The exhibition’s video projections were presented relatively slickly onto both sides of a screen suspended in the center of inIVA’s gallery space. One side showed three actors inhabiting their Williamsburg roles, and the other featured a montage of views of the town, including its public facade, behind the scenes of what is on public view, and also its construction areas. Just under an hour in length, the work offers a engrossing insight into the complexities of forming socio-historical landscapes. One of the individuals we hear is an African-American man who muses about the contemporary definition of God: “God is electricity… God is occupation… God is good… God is everywhere… God is destruction… God is amazing… God is…” This section lasts several minutes, yet based on the obvious nature of its editing it seems that his monologue has been looped and played with. This was perhaps the most significant part of the video; it represented colonial justification for existence and world events, whether problematic or peaceful, as all “in the name of…”

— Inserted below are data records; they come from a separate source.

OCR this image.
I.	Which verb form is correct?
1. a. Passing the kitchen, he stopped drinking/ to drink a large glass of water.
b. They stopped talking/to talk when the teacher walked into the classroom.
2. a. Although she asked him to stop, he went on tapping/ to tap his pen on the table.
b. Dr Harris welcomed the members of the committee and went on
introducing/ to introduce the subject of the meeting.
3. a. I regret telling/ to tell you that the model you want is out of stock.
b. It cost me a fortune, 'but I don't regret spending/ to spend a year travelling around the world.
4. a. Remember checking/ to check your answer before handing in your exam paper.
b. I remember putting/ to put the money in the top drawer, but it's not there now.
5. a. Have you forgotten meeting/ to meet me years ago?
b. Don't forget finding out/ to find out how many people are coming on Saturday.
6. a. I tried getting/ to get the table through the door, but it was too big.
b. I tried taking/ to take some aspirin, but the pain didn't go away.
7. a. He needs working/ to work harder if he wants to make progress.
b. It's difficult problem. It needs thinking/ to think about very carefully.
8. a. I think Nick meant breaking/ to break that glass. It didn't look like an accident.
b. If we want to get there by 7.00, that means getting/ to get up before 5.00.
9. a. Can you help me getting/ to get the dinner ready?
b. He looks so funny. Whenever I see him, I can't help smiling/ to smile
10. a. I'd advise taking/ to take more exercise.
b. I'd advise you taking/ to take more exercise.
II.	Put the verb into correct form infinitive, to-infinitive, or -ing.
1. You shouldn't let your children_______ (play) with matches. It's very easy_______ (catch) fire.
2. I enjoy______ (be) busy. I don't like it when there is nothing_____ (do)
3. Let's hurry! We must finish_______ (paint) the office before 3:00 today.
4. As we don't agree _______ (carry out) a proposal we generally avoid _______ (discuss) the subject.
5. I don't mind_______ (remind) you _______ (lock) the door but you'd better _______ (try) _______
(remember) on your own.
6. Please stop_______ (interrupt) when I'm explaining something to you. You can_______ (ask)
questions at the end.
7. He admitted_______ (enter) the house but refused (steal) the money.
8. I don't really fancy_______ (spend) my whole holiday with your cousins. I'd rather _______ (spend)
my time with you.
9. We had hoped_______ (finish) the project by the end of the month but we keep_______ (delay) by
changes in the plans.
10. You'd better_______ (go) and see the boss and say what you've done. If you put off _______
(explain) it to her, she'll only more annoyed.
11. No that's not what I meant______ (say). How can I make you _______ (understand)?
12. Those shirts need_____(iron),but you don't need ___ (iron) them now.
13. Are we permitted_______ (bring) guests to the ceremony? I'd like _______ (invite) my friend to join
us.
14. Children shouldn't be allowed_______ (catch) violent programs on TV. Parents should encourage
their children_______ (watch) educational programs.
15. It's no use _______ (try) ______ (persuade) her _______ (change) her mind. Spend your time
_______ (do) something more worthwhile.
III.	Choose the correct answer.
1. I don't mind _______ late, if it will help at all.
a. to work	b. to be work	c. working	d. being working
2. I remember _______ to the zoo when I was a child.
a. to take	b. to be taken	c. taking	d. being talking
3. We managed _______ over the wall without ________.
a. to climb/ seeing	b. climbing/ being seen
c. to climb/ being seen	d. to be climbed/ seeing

Putting aside for a moment the utilization of documentary form in contemporary art, Godville’s strength lies in its capacity to investigate systems of belief in a way that is original, humorous, and insightful. It critiques sociologically-framed documentary practices through modest and subtle parody, yet more importantly it challenges us to avoid the consideration of artistic practice as a final word on understanding. inIVA is currently in a difficult transition, between directors and developing a major new building project. It’s been clear from their recent muted programming (and shortage) of exhibitions and other projects that their concentration is elsewhere, and it’s a shame that Fast’s Godville, a compelling project, had its debut in London in a location that’s below the critical radar. Nevertheless Fast clearly has the skills to make a mark.